Une à une, ces professionnelles érudites en matière de littérature jeunesse m’indiquent le questionnement qu’elles aimeraient aborder : qu’est-ce qu’être sage ?, Sommes-nous libres de faire ce que nous voulons ?, Les enfants peuvent-ils gouverner ? Qu’est-ce que réussir ? etc.
Nous échangeons longuement sur les différentes dimensions de chacun de ces grands concepts. J’essaie d’évaluer ce qui peut être abordé ou non en fonction de l’âge des enfants notamment. Les bibliothécaires me proposent finalement pour chaque thème une sélection de plusieurs ouvrages qu’elles enverront dans la médiathèque la plus proche de mon lieu d’habitation afin que je puisse les étudier plus en détail avant le début des animations.

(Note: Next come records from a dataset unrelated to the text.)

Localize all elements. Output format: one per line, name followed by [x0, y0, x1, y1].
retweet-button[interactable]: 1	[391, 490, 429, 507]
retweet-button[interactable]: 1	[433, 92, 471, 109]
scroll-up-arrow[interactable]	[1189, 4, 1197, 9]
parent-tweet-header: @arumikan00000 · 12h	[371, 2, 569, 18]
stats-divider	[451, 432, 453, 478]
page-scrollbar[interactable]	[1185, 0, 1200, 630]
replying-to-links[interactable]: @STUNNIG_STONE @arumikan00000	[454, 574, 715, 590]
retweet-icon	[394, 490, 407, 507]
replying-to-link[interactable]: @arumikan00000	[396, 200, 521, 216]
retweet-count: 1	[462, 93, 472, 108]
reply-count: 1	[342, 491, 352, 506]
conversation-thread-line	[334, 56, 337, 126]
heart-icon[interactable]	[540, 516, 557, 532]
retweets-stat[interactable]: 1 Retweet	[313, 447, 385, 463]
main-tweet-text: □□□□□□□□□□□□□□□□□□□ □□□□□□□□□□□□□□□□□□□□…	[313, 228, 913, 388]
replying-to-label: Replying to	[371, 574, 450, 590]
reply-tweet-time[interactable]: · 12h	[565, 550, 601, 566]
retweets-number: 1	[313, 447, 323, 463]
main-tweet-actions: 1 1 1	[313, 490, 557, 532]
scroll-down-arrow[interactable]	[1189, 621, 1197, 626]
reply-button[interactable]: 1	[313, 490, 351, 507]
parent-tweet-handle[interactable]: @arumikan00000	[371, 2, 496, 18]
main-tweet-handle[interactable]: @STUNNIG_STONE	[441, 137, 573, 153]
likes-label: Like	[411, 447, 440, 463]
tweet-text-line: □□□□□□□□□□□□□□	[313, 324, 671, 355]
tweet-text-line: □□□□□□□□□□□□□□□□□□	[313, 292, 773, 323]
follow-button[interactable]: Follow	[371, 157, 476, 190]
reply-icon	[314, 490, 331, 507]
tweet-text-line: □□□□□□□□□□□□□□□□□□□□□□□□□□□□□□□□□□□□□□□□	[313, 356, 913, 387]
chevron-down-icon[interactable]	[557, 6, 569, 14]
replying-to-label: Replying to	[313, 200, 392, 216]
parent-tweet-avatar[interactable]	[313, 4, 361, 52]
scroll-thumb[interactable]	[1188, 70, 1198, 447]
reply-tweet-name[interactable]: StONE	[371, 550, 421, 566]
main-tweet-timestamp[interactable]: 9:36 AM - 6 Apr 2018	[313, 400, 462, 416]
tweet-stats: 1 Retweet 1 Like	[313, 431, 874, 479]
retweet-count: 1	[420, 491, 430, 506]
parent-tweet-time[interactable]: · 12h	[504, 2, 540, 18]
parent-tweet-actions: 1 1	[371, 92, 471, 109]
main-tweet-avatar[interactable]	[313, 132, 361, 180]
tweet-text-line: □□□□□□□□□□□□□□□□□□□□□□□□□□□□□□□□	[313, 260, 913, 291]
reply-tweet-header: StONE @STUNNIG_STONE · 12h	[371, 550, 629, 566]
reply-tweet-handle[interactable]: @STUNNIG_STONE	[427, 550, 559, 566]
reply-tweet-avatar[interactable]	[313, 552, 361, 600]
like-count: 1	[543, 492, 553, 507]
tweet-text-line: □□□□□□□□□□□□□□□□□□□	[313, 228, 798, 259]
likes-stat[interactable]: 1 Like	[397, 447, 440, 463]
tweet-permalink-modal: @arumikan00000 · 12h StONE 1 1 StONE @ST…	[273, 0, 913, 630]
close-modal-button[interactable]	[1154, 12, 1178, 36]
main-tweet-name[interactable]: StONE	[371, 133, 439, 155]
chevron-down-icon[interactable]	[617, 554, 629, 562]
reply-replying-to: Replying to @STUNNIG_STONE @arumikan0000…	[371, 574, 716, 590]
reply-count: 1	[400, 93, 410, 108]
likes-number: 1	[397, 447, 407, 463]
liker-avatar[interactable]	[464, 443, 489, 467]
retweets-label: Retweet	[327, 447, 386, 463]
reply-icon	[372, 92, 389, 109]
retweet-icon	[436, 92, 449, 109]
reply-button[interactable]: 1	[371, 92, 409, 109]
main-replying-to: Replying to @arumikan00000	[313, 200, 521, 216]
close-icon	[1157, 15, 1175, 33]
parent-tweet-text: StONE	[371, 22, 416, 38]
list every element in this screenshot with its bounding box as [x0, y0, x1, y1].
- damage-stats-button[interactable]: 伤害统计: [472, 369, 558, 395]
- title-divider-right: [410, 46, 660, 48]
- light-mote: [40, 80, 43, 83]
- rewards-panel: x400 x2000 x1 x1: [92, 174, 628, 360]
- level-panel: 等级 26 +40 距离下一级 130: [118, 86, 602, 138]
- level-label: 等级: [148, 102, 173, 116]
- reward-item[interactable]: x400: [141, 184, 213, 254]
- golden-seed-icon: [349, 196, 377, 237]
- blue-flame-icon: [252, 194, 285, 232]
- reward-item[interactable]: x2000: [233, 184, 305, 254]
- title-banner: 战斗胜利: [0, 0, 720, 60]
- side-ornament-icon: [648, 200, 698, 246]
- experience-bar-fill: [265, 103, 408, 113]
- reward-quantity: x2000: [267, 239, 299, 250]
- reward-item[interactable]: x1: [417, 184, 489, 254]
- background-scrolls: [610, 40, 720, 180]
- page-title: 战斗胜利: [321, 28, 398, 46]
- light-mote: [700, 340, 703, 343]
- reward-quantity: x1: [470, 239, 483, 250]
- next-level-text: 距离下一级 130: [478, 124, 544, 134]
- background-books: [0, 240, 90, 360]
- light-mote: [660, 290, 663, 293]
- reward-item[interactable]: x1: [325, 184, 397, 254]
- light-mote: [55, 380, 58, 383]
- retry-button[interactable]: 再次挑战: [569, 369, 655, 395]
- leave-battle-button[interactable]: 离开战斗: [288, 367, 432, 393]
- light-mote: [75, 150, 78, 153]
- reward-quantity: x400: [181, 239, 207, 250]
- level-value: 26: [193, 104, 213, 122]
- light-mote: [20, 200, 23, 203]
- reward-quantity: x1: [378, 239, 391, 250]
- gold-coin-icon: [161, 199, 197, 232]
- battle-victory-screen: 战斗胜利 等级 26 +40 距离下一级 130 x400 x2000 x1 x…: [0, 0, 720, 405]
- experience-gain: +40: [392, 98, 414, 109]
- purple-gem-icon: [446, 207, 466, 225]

Entre temps, je commence à travailler et constitue une carte mentale afin de faire le point sur les différentes problématiques qu’on me demandait d’aborder avec les enfants.
Préparation des séances :
Prenons l’exemple de l’une des problématiques : « ça veut dire quoi réussir ? »

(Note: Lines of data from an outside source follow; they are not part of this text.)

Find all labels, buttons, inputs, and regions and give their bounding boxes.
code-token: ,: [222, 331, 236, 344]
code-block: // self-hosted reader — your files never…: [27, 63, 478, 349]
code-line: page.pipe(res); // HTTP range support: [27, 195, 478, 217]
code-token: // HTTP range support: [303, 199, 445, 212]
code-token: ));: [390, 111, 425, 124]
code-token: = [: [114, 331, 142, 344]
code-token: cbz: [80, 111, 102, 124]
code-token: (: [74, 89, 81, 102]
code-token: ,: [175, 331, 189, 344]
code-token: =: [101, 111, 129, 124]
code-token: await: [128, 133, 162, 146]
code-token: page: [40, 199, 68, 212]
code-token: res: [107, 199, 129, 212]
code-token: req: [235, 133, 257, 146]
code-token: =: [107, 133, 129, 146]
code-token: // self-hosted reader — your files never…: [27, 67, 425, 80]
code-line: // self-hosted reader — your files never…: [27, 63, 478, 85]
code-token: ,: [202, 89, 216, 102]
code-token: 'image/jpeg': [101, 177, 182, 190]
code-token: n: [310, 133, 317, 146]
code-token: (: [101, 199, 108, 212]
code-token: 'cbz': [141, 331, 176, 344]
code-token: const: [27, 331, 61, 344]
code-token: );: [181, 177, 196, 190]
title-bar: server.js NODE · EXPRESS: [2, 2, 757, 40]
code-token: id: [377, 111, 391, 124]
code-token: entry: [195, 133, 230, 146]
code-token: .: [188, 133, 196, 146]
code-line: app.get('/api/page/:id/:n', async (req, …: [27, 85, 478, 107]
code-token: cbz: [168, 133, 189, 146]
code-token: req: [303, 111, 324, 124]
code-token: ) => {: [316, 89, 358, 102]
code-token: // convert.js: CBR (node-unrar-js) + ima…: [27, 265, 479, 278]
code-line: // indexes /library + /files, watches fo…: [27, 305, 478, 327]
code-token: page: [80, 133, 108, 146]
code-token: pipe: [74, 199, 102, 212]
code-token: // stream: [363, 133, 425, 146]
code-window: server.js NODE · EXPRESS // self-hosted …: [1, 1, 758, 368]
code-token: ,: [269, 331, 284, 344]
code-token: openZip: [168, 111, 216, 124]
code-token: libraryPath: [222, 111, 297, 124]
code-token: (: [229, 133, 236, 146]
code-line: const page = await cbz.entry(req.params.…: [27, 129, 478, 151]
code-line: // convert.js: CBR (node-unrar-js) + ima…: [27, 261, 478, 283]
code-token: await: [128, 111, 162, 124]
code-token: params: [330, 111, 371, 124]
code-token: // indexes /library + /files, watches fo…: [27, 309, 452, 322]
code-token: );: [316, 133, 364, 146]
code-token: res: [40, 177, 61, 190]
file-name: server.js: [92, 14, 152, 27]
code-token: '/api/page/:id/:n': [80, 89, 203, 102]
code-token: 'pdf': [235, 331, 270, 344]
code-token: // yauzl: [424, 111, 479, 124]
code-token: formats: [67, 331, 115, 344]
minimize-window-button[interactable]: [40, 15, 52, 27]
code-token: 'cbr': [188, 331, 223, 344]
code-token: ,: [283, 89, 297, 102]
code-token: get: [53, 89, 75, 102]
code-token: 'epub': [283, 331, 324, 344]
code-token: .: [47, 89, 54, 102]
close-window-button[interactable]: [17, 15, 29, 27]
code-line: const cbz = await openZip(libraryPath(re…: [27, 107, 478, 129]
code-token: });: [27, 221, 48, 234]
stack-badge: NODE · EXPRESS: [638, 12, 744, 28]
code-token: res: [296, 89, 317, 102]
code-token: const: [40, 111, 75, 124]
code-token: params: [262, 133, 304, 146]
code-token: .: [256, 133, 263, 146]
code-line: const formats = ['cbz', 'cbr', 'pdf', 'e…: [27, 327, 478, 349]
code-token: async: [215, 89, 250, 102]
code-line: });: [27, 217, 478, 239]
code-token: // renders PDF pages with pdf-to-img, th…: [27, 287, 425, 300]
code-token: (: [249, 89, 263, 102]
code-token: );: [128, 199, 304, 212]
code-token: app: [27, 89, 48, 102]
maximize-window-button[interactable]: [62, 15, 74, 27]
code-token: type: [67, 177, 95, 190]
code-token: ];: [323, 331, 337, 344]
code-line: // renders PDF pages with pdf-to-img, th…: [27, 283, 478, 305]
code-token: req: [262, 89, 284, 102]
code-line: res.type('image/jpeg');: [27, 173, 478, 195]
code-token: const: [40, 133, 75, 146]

Voici le résultat du travail que j’ai mené en amont afin de faire le point sur ce concept :
Quelques jours plus tard, j’ai en ma possession les albums jeunesse choisis par les bibliothécaires et particulièrement pour cette problématique :
Quelques jours plus tard, j’ai pu récupérer les ouvrages choisis par la bibliothécaire pour accompagner cette problématique. Ils étaient au nombre de trois. Vous trouverez leurs résumés ci-dessous :
Plusieurs constats :
Avant tout, il faut rendre hommage à l’immense connaissance des bibliothécaires spécialisées en littérature jeunesse. Si j’avais dû chercher par moi-même des titres pertinents pour alimenter les diverses problématiques, je n’y serais probablement pas parvenu ou avec difficulté. Deuxièmement, il fallait noter qu’à travers ces choix, les professionnelles bibliothécaires mettaient au jour leurs propres conceptions des concepts qu’elles me demandaient d’aborder. Faire un choix de ce type est signifiant dans le sens où la personne choisit selon son propre système de valeurs. Il est fort probable que la bibliothécaire ayant sélectionné les ouvrages sur la réussite a parallèlement écarté les fictions mettant en scène des personnages un peu plus égocentriques, qui « réussissent » au détriment des autres. Pour cette professionnelle, il y a d’ailleurs fort à parier qu’on ne puisse employer le terme de « réussite » dans ce cas. Et pourtant, c’est typiquement le genre de problématique pouvant apparaître durant un atelier avec les enfants. Comment faire dans ce cas ? Il est bon de rappeler à ce stade que l’atelier à visée philosophique n’a pas vocation à transmettre une morale. Elle a pour tâche de faire le tour d’une notion en en envisageant divers points de vue, en cherchant les tensions entre eux et en argumentant ou exemplifiant afin de donner du poids aux idées.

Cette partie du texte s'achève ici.